VictorsFood-The-7-deadly-sins-of-cooking

The fun thing about cooking (apart from when you get to eat the results) is that you can get creative with your dishes and experiment in the kitchen. That said, there are some things that you should simply never, ever do.

  1. Cut and serve meat directly after cooking

You know you’ve sliced into your steak too soon when the plate pools with liquid. That liquid is much better off inside the cut of meat, where it creates a juicy and delicious meal- rather than a dry one.

Always leave smaller meats to rest for 5-10 minutes, and larger ones(such as roasts) for 15-20 minutes after cooking to allow the juices to settle.

  1. Use metallic utensils on non-stick cookware

 This is one of the reasons why you should always read the instructions when you purchase new cookware. Metal utensils can easily scratch your wonderful new non-stick pots and pans and quickly ruin the coating. Be sure to pick up wooden or plastic utensils for the specific purpose of preserving your quality cookware.

  1. Cut corners

 In cooking, there are very few ways to cut corners. You can purchase your produce pre-chopped or prepare sauces and gravies in advance, but generally speaking, cutting corners will only lead to a sub-par dish.

For example, you might cut a corner by using the same knife or chopping board for vegetables and meats, thus leaving the possibility for bacteria to transfer between the two. Another example is to speed up defrosting by popping a roast in the microwave, when a slower defrosting process in the sink is much more reliable and safer.

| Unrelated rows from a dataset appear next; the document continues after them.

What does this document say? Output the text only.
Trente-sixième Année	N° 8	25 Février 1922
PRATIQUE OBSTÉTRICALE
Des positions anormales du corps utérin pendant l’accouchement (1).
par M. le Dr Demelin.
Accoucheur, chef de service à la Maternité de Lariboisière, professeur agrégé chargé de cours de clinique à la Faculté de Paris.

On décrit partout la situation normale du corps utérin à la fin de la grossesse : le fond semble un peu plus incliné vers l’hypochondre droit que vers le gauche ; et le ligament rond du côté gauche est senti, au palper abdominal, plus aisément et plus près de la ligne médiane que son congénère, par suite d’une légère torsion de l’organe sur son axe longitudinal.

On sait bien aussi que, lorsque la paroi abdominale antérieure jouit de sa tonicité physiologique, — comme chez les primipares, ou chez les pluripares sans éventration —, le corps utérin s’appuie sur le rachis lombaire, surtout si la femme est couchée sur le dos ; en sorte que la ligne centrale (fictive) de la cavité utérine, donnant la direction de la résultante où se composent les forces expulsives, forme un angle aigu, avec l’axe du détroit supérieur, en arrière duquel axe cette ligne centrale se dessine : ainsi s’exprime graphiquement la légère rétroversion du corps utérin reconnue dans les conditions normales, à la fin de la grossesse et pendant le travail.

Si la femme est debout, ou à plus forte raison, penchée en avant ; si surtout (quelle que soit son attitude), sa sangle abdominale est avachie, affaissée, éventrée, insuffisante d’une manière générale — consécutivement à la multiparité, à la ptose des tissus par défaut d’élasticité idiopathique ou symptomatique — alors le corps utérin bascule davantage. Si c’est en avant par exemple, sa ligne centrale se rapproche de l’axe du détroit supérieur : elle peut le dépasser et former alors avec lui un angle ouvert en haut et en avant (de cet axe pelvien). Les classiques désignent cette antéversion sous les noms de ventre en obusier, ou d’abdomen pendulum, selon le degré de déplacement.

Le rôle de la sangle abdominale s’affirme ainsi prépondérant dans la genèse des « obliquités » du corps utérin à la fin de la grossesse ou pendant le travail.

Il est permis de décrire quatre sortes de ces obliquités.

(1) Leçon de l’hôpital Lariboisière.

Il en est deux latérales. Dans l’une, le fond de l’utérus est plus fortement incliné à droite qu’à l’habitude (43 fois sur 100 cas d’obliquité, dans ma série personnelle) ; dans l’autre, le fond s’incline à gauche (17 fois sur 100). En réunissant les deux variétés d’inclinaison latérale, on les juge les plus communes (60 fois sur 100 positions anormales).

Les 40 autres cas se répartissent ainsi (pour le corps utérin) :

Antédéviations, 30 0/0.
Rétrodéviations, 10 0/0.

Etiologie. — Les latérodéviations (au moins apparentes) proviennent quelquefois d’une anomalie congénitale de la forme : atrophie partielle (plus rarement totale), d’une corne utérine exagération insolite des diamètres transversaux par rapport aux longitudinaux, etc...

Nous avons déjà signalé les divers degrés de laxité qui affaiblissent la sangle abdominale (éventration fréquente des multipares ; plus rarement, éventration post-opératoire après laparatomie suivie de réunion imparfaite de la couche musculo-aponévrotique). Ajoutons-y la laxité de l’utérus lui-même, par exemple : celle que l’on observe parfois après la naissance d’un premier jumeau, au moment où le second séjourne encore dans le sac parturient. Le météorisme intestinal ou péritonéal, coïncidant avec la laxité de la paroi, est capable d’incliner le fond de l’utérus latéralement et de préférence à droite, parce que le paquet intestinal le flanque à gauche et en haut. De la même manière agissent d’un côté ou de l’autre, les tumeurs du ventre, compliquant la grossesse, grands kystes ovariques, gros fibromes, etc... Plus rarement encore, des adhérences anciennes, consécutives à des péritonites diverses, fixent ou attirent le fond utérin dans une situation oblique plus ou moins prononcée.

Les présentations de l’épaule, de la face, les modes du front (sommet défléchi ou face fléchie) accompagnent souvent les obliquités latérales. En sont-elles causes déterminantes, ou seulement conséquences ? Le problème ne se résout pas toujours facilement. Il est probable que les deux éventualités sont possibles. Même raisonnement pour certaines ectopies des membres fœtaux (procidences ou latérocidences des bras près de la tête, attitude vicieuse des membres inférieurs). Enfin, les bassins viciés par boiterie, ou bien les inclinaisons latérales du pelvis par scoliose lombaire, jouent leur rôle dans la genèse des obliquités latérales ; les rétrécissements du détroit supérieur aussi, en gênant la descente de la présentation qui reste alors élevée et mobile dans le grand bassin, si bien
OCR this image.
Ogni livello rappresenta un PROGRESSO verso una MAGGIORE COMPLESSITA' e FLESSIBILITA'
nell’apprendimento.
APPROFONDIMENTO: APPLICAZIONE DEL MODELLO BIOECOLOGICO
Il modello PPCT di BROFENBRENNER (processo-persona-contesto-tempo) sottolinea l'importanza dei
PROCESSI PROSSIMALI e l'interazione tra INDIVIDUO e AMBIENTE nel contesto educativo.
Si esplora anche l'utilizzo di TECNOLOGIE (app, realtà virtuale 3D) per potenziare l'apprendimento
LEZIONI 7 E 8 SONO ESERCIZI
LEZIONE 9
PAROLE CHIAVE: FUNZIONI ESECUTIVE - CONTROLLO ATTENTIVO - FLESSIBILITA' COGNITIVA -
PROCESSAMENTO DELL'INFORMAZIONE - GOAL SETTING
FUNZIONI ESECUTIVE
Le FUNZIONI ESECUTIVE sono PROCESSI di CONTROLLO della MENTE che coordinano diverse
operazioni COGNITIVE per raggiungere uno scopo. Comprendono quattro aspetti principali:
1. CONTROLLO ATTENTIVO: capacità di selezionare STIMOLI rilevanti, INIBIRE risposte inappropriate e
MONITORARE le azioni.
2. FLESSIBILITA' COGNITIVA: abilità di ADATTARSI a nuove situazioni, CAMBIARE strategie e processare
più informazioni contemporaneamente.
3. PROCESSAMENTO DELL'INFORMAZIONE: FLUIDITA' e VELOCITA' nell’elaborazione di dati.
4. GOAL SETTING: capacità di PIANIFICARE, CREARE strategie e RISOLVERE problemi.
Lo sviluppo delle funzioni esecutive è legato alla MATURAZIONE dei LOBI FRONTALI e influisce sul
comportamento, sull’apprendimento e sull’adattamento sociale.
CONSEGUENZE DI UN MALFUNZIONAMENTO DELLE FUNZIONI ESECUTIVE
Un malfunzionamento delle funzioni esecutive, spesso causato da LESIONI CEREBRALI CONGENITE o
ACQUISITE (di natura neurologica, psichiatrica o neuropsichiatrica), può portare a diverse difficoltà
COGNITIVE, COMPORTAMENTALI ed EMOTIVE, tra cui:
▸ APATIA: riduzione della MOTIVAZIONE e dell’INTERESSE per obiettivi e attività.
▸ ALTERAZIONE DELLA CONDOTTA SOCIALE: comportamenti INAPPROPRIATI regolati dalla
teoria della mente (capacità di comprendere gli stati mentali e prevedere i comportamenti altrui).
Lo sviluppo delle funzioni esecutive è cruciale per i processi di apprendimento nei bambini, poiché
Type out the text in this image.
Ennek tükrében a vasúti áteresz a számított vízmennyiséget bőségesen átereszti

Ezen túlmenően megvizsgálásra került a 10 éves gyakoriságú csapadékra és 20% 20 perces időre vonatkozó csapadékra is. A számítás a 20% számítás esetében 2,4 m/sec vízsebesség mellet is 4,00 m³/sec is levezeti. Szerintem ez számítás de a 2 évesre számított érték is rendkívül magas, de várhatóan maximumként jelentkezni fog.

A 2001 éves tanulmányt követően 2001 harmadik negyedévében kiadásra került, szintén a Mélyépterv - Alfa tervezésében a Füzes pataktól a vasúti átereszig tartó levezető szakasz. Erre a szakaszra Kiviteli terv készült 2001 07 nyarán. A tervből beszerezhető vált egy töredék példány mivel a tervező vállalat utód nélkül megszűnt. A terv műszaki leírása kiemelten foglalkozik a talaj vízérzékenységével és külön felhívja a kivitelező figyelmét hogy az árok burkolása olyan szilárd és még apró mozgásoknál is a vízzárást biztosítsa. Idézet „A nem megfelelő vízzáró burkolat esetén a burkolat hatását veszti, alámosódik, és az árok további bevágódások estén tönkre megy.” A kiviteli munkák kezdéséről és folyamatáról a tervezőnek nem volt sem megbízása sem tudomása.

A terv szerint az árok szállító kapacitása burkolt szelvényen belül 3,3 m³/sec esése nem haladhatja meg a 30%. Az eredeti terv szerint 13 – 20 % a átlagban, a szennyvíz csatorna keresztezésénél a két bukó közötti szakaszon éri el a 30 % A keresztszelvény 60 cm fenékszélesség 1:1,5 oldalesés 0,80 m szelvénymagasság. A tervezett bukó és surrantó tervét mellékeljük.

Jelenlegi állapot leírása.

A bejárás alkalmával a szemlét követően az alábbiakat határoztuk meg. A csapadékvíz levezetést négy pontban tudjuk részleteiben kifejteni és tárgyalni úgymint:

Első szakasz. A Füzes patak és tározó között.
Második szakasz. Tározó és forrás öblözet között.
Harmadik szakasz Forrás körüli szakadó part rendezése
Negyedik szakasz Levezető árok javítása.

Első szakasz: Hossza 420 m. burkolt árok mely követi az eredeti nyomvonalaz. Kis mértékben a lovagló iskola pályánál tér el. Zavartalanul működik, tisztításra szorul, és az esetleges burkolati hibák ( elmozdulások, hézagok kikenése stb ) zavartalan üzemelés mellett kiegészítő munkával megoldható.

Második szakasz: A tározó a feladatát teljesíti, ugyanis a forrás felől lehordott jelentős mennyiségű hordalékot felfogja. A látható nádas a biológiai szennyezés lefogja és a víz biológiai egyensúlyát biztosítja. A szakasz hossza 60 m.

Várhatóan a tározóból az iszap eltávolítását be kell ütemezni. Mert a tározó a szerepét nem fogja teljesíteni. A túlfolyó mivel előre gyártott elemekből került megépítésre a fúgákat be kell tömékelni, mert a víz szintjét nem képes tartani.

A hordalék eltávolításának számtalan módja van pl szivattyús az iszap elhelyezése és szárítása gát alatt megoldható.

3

  1. Cook everything on high heat

There are the occasional recipes that call for a high cooking temperature- such as the top of a brulee. In almost all cases, however, high heat is unnecessary and risky. The lower the heat, the more control you have over the cooking process. The higher the heat, the more likely it is that you’ll end up with a dish that looks perfectly cooked, but is actually raw – or even still cold – on the inside.

  1. Over-season

A little salt, pepper or seasoning can make a good dish a great one, but shaking too-generous proportions all over your meal can quickly rule a dish inedible. The trick is to add just a little at a time and do a taste test before adding any more. If in doubt, it’s better to serve a dish that’s under-seasoned, rather than confuse the tastebuds with an explosion of seasoning, or so much pepper that you sneeze with every bite.

  1. Ignore the pan

When you’re preparing your food, it’s essential to also prepare your pan. Oil should be added to the pan prior to heating, or you risk burning the oil and potentially damaging your cookware. Similarly, most foods should be added to an already-hot pan, rather than adding the ingredients and warming the pan once they’re in.

  1. Be afraid to try new dishes

Every chef cooked their signature dish for the first time at one point, and it’s likely that first try was far from their best. Never get stuck with the same recipes time and time again, because even the professionals are constantly trying out new ideas and meals. Even if it doesn’t work out, you’ll learn something from it and at least be able to say you tried!